牝馬三冠なるかに注目が集まる、今年の
秋華賞。
アーモンドアイ(牝3、美浦・
国枝栄厩舎)が勝利すれば史上5頭目の快挙だが、その前に達成したのが2012年の
ジェンティルドンナである。「平成」に牝馬三冠を達成した3頭を振り返る、牝馬三冠挑戦記。今回は
ジェンティルドンナを取り上げる。
■激闘の末、掴んだ史上4頭目の牝馬三冠
ジェンティルドンナの春の
ハイライトは
オークスだろう。着差は5馬身、レースレコードを1.7秒更新する圧巻の走りを見せたのだ。直線ではケタ違いの末脚を繰り出し、残り200mで先頭に立つと後続を突き放した。代打騎乗の
川田将雅騎手は「本当に強い。この馬のいいところは、乗りやすさと切れ味。ぜひ三冠へ、このまま無事に行ってほしい」と絶賛した。この勝利で三冠達成は大きく近づいた。
秋緒戦の
ローズSも危なげない勝ちっぷりだった。しかも、春二冠とは異なり2番手からの抜け出しだった。
秋華賞の舞台となる京都内回り2000mは先行有利。

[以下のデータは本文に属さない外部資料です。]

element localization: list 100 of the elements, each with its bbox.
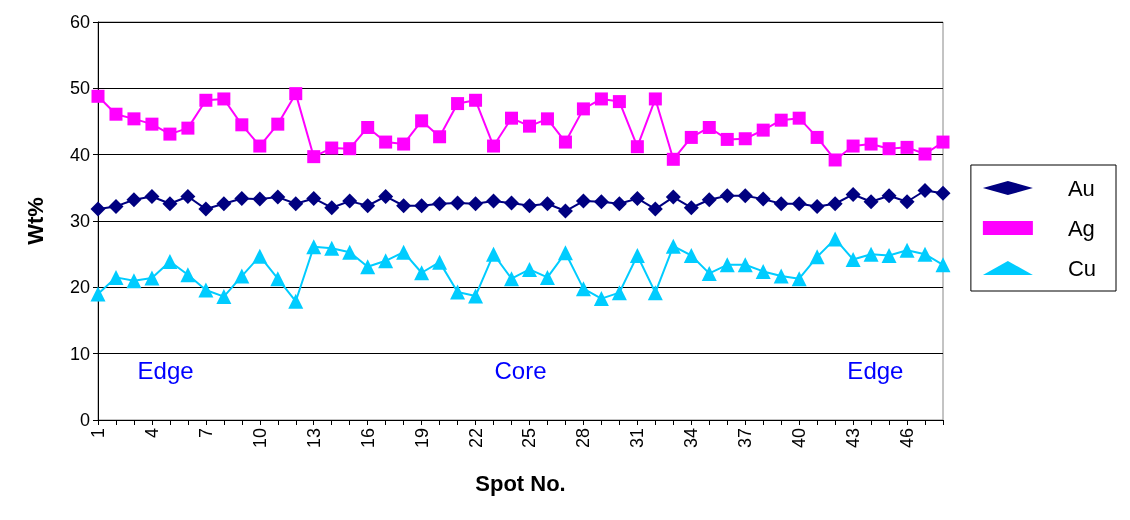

だから、本番を見据えて“前”の競馬を試したのだ。「どんな競馬でもできることを証明したい」という
岩田康誠騎手の狙いは成功し、三冠獲りへ向けて盤石の態勢を整えた。
だが、三冠はそう簡単ではなかった。まず本馬場入場後、大歓声に驚いた
ジェンティルドンナが岩田騎手を振り落とす。ただ、岩田騎手が手綱を離さなかったので放馬することはなく、再騎乗して返し馬へ向かった。
レースは
ヴィルシーナの先行策で幕を開け、
ジェンティルドンナは中団後方の外を進む。流れが落ち着いたように見られた800m過ぎ、
チェリーメドゥーサが一気のまくりで先頭に立ち、後続を大きく離して逃げる。直線を向いても6馬身ほどの差があったが、4コーナーからスパートした
ジェンティルドンナが外から猛追し先頭へ。しかしその瞬間、2番手を追走していた
ヴィルシーナが内から馬体を併せ、2頭が並んでゴール板を駆け抜けた。
写真判定にもつれ込む大接戦は、わずか7cm差。勝利の女神は
ジェンティルドンナに微笑んだ。レース後、「道中は外々を回らされる形になり少し馬が怒っていたが、
オークスだけの脚を使えると能力を信じて乗った。抜け出して遊ぶところがあったし、
ヴィルシーナもすごい能力を持った馬なので最後まで気は抜けなかった」と激戦を振り返った岩田騎手だが、確定前に勝利を確信していたようだ。レースを終え検量室前に戻ってくると、1着の枠場に
ジェンティルドンナを導き喜びを爆発させていたのである。また、
秋華賞前にはこんなことも言っていたという。「たぶん同じ3歳世代なら牡馬にも負けませんよ。もしかすると
ジャパンカップでもいい勝負をするかもしれない。それくらいの器の馬です」と。
ジェンティルドンナの父は
ディープインパクト。
秋華賞の勝利で、史上4頭目の牝馬三冠と同時に史上初の親子三冠馬が誕生した。